Development and validation of composite risk score to assess risks of major noncommunicable diseases in Northern Indian populations: A research protocol p. 207
Ria Nangia, JS Thakur, Anil Kumar Bhalla, Ajay Duseja
DOI:10.4103/jncd.jncd_23_19  
Background: Noncommunicable diseases (NCDs) which mainly consist of cardiovascular diseases, diabetes, cancer, and chronic respiratory diseases account for 38 million deaths out of the 56 million deaths globally and 54% of healthy life years lost in 2012. Risk scores predict the risk of the disease efficiently, and an important strategy to prevent or delay the occurrence of chronic diseases is the early identification of those with undiagnosed NCDs. Methods: Two different population-based studies will be used for the development of the score and its validation.
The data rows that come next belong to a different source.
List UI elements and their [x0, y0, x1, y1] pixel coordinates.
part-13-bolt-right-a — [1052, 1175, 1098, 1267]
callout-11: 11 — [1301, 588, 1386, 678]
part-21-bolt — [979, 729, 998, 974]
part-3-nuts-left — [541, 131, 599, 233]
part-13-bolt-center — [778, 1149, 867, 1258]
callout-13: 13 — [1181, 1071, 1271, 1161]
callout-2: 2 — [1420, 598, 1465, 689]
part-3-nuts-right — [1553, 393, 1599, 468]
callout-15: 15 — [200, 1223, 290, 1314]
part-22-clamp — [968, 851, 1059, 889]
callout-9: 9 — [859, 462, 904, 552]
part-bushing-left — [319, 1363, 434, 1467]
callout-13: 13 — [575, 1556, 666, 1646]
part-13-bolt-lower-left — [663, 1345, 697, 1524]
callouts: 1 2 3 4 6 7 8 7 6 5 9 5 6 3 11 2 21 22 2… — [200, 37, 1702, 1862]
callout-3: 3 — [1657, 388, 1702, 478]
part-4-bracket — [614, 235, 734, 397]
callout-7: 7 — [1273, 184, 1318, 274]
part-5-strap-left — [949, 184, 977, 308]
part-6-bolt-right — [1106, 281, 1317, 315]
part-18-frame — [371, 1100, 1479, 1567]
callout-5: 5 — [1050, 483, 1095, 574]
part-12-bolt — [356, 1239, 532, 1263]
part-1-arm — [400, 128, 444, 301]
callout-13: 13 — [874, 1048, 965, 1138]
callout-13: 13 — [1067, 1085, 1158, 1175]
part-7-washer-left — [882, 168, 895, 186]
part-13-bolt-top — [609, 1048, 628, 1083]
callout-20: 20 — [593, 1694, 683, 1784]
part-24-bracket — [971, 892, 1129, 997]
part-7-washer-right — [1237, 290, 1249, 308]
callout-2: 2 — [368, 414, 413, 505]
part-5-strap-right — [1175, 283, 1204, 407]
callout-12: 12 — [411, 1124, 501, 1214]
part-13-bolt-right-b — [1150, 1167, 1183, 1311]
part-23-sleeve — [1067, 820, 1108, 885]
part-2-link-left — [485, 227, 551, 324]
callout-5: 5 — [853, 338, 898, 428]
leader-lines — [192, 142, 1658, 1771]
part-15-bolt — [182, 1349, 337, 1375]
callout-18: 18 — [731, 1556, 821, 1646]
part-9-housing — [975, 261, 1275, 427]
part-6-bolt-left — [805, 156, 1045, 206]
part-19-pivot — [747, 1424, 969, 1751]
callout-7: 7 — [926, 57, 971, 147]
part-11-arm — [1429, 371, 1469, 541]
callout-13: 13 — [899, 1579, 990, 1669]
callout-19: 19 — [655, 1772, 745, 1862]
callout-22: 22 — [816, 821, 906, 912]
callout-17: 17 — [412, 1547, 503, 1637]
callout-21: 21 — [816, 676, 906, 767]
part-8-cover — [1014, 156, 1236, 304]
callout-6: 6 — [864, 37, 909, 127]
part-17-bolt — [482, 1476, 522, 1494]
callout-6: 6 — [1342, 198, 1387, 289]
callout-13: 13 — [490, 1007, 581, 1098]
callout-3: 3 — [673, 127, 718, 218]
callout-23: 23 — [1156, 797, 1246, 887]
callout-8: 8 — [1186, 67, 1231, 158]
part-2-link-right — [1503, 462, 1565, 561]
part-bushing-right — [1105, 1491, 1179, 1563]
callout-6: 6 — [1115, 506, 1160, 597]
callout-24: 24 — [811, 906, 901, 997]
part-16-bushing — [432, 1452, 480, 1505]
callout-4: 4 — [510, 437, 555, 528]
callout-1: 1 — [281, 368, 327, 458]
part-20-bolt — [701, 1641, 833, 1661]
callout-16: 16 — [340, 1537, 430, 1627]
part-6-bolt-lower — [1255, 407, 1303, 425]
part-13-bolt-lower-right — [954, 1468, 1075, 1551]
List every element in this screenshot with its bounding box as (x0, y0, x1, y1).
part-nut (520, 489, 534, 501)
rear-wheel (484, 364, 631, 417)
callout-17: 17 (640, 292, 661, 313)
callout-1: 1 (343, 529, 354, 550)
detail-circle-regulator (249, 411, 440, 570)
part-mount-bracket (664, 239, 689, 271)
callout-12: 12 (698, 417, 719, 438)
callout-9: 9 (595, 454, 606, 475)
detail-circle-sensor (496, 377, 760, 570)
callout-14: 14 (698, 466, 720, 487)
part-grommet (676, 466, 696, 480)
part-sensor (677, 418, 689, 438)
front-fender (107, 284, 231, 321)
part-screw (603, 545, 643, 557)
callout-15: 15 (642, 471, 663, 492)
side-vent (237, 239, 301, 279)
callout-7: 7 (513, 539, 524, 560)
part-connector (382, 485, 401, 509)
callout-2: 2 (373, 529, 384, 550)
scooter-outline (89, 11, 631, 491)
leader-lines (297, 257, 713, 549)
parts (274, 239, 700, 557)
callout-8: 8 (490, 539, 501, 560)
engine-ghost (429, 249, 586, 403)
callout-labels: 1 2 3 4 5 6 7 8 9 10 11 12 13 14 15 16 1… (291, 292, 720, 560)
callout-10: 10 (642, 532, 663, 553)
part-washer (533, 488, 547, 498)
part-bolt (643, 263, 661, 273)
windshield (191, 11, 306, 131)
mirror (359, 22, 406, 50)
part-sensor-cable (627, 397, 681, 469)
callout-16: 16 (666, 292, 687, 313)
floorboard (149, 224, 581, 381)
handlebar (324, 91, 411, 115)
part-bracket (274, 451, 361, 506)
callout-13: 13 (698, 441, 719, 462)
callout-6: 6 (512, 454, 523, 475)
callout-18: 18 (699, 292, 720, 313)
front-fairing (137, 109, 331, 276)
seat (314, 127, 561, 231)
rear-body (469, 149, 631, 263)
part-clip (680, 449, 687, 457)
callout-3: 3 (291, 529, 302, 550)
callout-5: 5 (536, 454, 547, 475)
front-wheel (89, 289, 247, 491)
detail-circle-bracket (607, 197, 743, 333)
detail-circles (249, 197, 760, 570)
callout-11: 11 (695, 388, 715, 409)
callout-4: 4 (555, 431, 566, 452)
Secondary data from WHO STEPS Survey Haryana of 5250 individuals will be used to develop the predictive score and will be validated using STEPS Punjab data. Risk predictors will be used as the independent factors in the multivariate logistic regression and the dependent variable will be the disease. The regression coefficient will be used to assign each variable category a score. Risk score will be derived from receiver operating characteristic curve and the optimal cut-off will be determined using Youden's Index. Measures of overall predictive accuracy, discrimination and calibration will be used to assess predictive performance. Discussion: The present study is an attempt to develop a composite risk score for major NCDs so that effective preventive and control measures can be initiated once the risk is known. The developed tool will help in risk assessment and the successful implementation of NCD programs.